それはこの世に新たな命が芽生えたことを祝福する鐘の音のようだった。
「元気に生まれてきてくれて……ありがとうね」
母親は疲れ切った表情で赤ん坊を眺めた。
やつれた頬が痙攣していた。
母親は、ほっとしたような表情になり、すっと意識を失った。
「お母さん、行ってきます!」
髪型よし、制服よし、笑顔よしっ!
よーし、今日も絶好調かな。
お母さん、行ってくるね。

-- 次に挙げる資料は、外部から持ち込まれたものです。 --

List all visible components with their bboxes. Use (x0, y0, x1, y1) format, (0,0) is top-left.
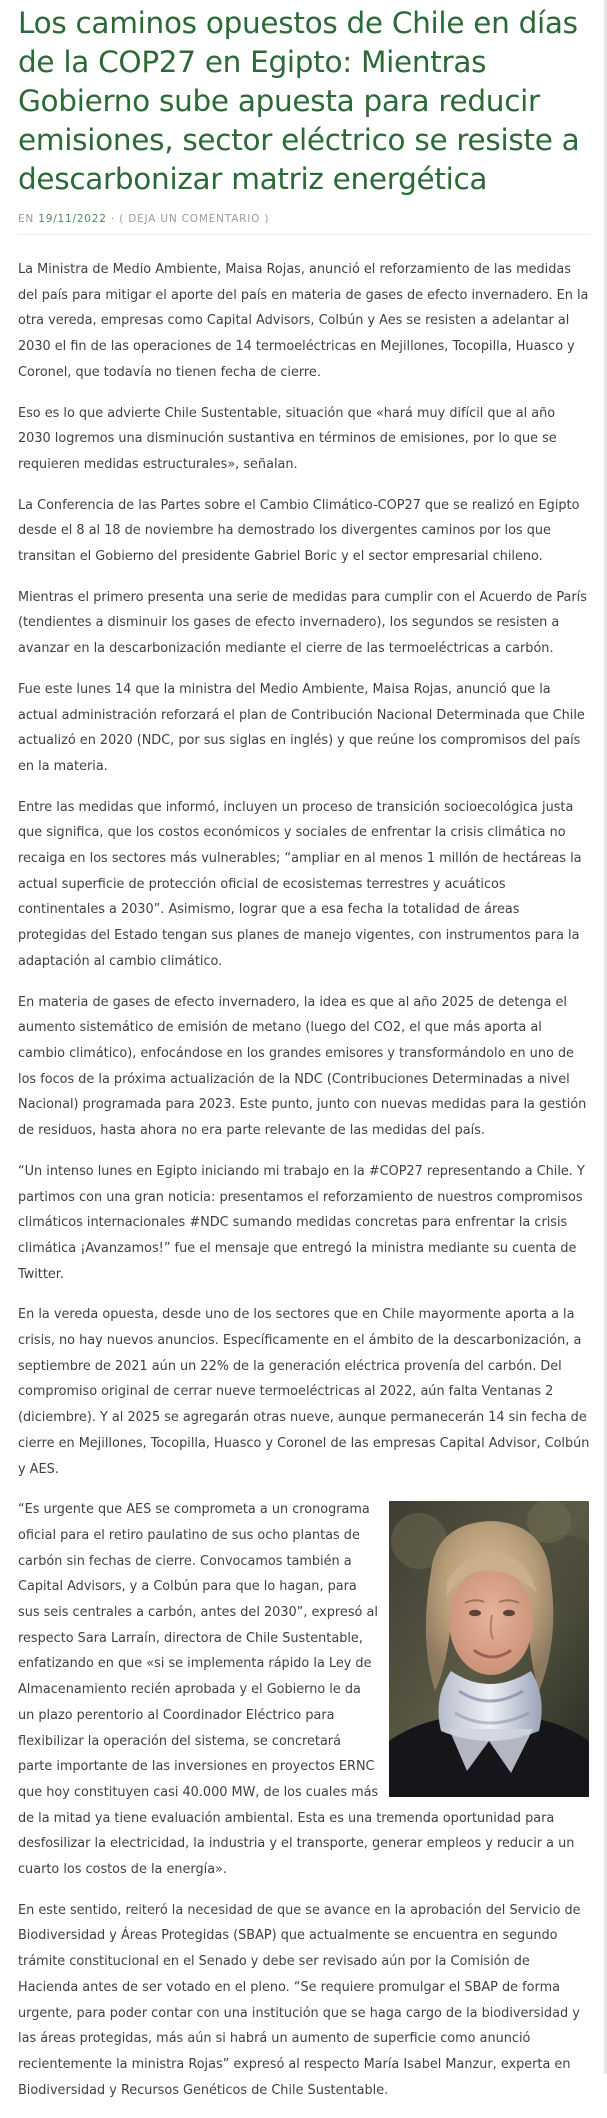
post-date[interactable]: 19/11/2022 (38, 213, 107, 225)
meta-prefix: EN (18, 213, 35, 225)
paragraph: La Conferencia de las Partes sobre el Cambio Climático-COP27 que se realizó en Egipto desde el 8 al 18 de noviembre ha demostrado los divergentes caminos por los que transitan el Gobierno del presidente Gabriel Boric y el sector empresarial chileno. (18, 497, 580, 565)
article (18, 0, 590, 2118)
paragraph: Entre las medidas que informó, incluyen un proceso de transición socioecológica justa que significa, que los costos económicos y sociales de enfrentar la crisis climática no recaiga en los sectores más vulnerables; “ampliar en al menos 1 millón de hectáreas la actual superficie de protección oficial de ecosistemas terrestres y acuáticos continentales a 2030”. Asimismo, lograr que a esa fecha la totalidad de áreas protegidas del Estado tengan sus planes de manejo vigentes, con instrumentos para la adaptación al cambio climático. (18, 799, 582, 969)
paragraph: En materia de gases de efecto invernadero, la idea es que al año 2025 de detenga el aumento sistemático de emisión de metano (luego del CO2, el que más aporta al cambio climático), enfocándose en los grandes emisores y transformándolo en uno de los focos de la próxima actualización de la NDC (Contribuciones Determinadas a nivel Nacional) programada para 2023. Este punto, junto con nuevas medidas para la gestión de residuos, hasta ahora no era parte relevante de las medidas del país. (18, 994, 587, 1139)
paragraph: Fue este lunes 14 que la ministra del Medio Ambiente, Maisa Rojas, anunció que la actual administración reforzará el plan de Contribución Nacional Determinada que Chile actualizó en 2020 (NDC, por sus siglas en inglés) y que reúne los compromisos del país en la materia. (18, 681, 585, 774)
paragraph: Eso es lo que advierte Chile Sustentable, situación que «hará muy difícil que al año 2030 logremos una disminución sustantiva en términos de emisiones, por lo que se requieren medidas estructurales», señalan. (18, 405, 557, 472)
paragraph: Mientras el primero presenta una serie de medidas para cumplir con el Acuerdo de París (tendientes a disminuir los gases de efecto invernadero), los segundos se resisten a avanzar en la descarbonización mediante el cierre de las termoeléctricas a carbón. (18, 589, 587, 657)
paragraph: “Es urgente que AES se comprometa a un cronograma oficial para el retiro paulatino de sus ocho plantas de carbón sin fechas de cierre. Convocamos también a Capital Advisors, y a Colbún para que lo hagan, para sus seis centrales a carbón, antes del 2030”, expresó al respecto Sara Larraín, directora de Chile Sustentable, enfatizando en que «si se implementa rápido la Ley de Almacenamiento recién aprobada y el Gobierno le da un plazo perentorio al Coordinador Eléctrico para flexibilizar la operación del sistema, se concretará parte importante de las inversiones en proyectos ERNC que hoy constituyen casi 40.000 MW, de los cuales más de la mitad ya tiene evaluación ambiental. Esta es una tremenda oportunidad para desfosilizar la electricidad, la industria y el transporte, generar empleos y reducir a un cuarto los costos de la energía». (18, 1502, 575, 1878)
paragraph: En la vereda opuesta, desde uno de los sectores que en Chile mayormente aporta a la crisis, no hay nuevos anuncios. Específicamente en el ámbito de la descarbonización, a septiembre de 2021 aún un 22% de la generación eléctrica provenía del carbón. Del compromiso original de cerrar nueve termoeléctricas al 2022, aún falta Ventanas 2 (diciembre). Y al 2025 se agregarán otras nueve, aunque permanecerán 14 sin fecha de cierre en Mejillones, Tocopilla, Huasco y Coronel de las empresas Capital Advisor, Colbún y AES. (18, 1307, 590, 1477)
comments-link[interactable]: ( DEJA UN COMENTARIO ) (119, 213, 270, 225)
paragraph: En este sentido, reiteró la necesidad de que se avance en la aprobación del Servicio de Biodiversidad y Áreas Protegidas (SBAP) que actualmente se encuentra en segundo trámite constitucional en el Senado y debe ser revisado aún por la Comisión de Hacienda antes de ser votado en el pleno. “Se requiere promulgar el SBAP de forma urgente, para poder contar con una institución que se haga cargo de la biodiversidad y las áreas protegidas, más aún si habrá un aumento de superficie como anunció recientemente la ministra Rojas” expresó al respecto María Isabel Manzur, experta en Biodiversidad y Recursos Genéticos de Chile Sustentable. (18, 1902, 581, 2098)
meta-separator: · (110, 213, 120, 225)
portrait-photo (389, 1501, 589, 1797)
paragraph: “Un intenso lunes en Egipto iniciando mi trabajo en la #COP27 representando a Chile. Y partimos con una gran noticia: presentamos el reforzamiento de nuestros compromisos climáticos internacionales #NDC sumando medidas concretas para enfrentar la crisis climática ¡Avanzamos!” fue el mensaje que entregó la ministra mediante su cuenta de Twitter. (18, 1163, 585, 1282)
article-body (18, 257, 590, 2103)
post-meta (18, 213, 590, 225)
meta-divider (18, 234, 590, 235)
paragraph: La Ministra de Medio Ambiente, Maisa Rojas, anunció el reforzamiento de las medidas del país para mitigar el aporte del país en materia de gases de efecto invernadero. En la otra vereda, empresas como Capital Advisors, Colbún y Aes se resisten a adelantar al 2030 el fin de las operaciones de 14 termoeléctricas en Mejillones, Tocopilla, Huasco y Coronel, que todavía no tienen fecha de cierre. (18, 262, 589, 380)
article-title: Los caminos opuestos de Chile en días de la COP27 en Egipto: Mientras Gobierno sube apuesta para reducir emisiones, sector eléctrico se resiste a descarbonizar matriz energética (18, 6, 580, 196)
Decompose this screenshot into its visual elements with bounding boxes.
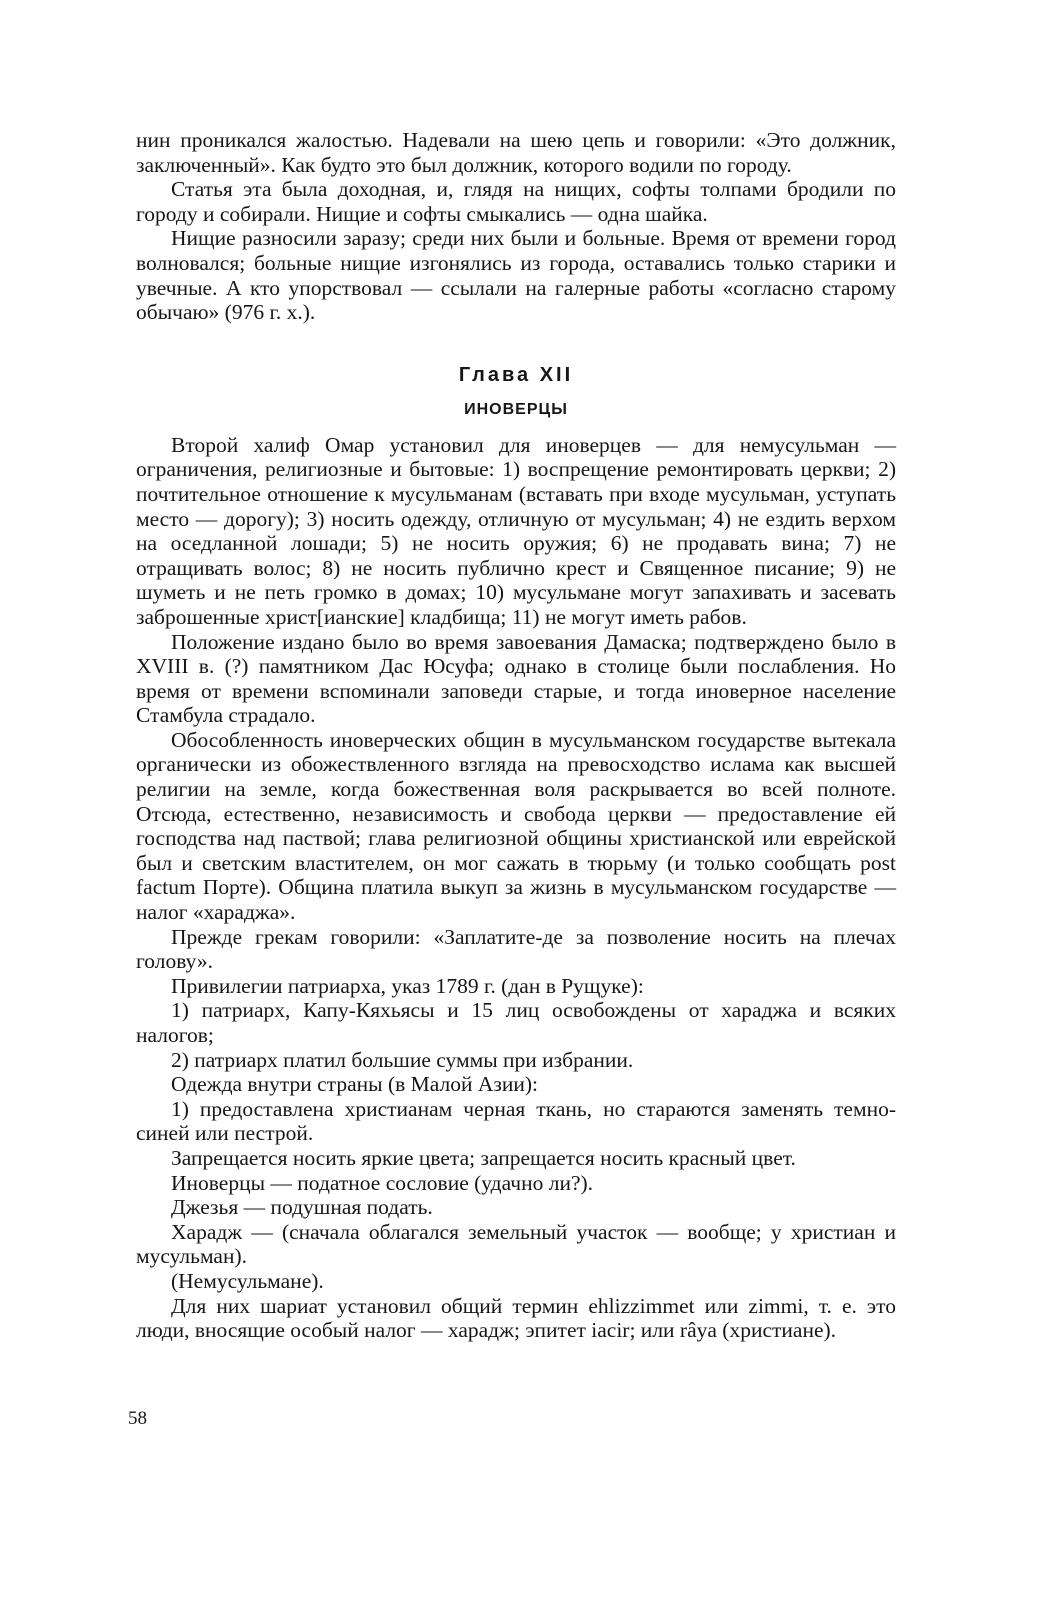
paragraph: Харадж — (сначала облагался земельный участок — вообще; у христиан и мусульман). (136, 1219, 896, 1269)
chapter-title: Глава XII (458, 363, 574, 386)
paragraph: Обособленность иноверческих общин в мусульманском государстве вытекала органически из обожествленного взгляда на превосходство ислама как высшей религии на земле, когда божественная воля раскрывается во всей полноте. Отсюда, естественно, независимость и свобода церкви — предоставление ей господства над паствой; глава религиозной общины христианской или еврейской был и светским властителем, он мог сажать в тюрьму (и только сообщать post factum Порте). Община платила выкуп за жизнь в мусульманском государстве — налог «хараджа». (136, 727, 896, 925)
paragraph: Положение издано было во время завоевания Дамаска; подтверждено было в XVIII в. (?) памятником Дас Юсуфа; однако в столице были послабления. Но время от времени вспоминали заповеди старые, и тогда иноверное население Стамбула страдало. (136, 629, 896, 728)
list-item: 1) предоставлена христианам черная ткань, но стараются заменять темно-синей или пестрой. (136, 1096, 896, 1146)
paragraph: Для них шариат установил общий термин ehlizzimmet или zimmi, т. е. это люди, вносящие особый налог — харадж; эпитет iacir; или râya (христиане). (136, 1293, 896, 1343)
chapter-subtitle: ИНОВЕРЦЫ (464, 400, 568, 418)
page-body (136, 128, 896, 1343)
paragraph: Одежда внутри страны (в Малой Азии): (171, 1072, 539, 1097)
paragraph: Запрещается носить яркие цвета; запрещается носить красный цвет. (171, 1145, 796, 1170)
list-item: 2) патриарх платил большие суммы при избрании. (171, 1047, 634, 1072)
page-number: 58 (128, 1408, 147, 1429)
paragraph: Второй халиф Омар установил для иноверцев — для немусульман — ограничения, религиозные и бытовые: 1) воспрещение ремонтировать церкви; 2) почтительное отношение к мусульманам (вставать при входе мусульман, уступать место — дорогу); 3) носить одежду, отличную от мусульман; 4) не ездить верхом на оседланной лошади; 5) не носить оружия; 6) не продавать вина; 7) не отращивать волос; 8) не носить публично крест и Священное писание; 9) не шуметь и не петь громко в домах; 10) мусульмане могут запахивать и засевать заброшенные христ[ианские] кладбища; 11) не могут иметь рабов. (136, 432, 896, 629)
paragraph: (Немусульмане). (171, 1268, 324, 1293)
list-item: 1) патриарх, Капу-Кяхьясы и 15 лиц освобождены от хараджа и всяких налогов; (136, 998, 896, 1047)
paragraph: Джезья — подушная подать. (171, 1195, 433, 1220)
paragraph: Статья эта была доходная, и, глядя на нищих, софты толпами бродили по городу и собирали. Нищие и софты смыкались — одна шайка. (136, 177, 896, 226)
paragraph: Иноверцы — податное сословие (удачно ли?). (171, 1170, 594, 1195)
paragraph: Нищие разносили заразу; среди них были и больные. Время от времени город волновался; больные нищие изгонялись из города, оставались только старики и увечные. А кто упорствовал — ссылали на галерные работы «согласно старому обычаю» (976 г. х.). (136, 226, 896, 325)
paragraph: Прежде грекам говорили: «Заплатите-де за позволение носить на плечах голову». (136, 924, 896, 974)
paragraph: нин проникался жалостью. Надевали на шею цепь и говорили: «Это должник, заключенный». Как будто это был должник, которого водили по городу. (136, 128, 896, 177)
paragraph: Привилегии патриарха, указ 1789 г. (дан в Рущуке): (171, 973, 644, 998)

今日も、頑張って闘うからね!
**…*…*…**
私の名前は、嬬恋可憐。
とある中学校に通ってるんだけど…。
「あんた、いつになったら消えんの?」
「いい加減、気味悪いんだよ!」
「お前みたいなゴミ屑と同じ空気に触れてるとか気持ち悪いわ」
ばしゃ、と冷水が浴びせられる。
………虐め。実際に経験すると、やっぱりそれなりには辛い。
誰も助けてくれないし、それどころか私をゴミみたいに見てる。
あーあ、こんな世界嫌だ、もっとパーっとした世界に行けたらいいのになぁ…。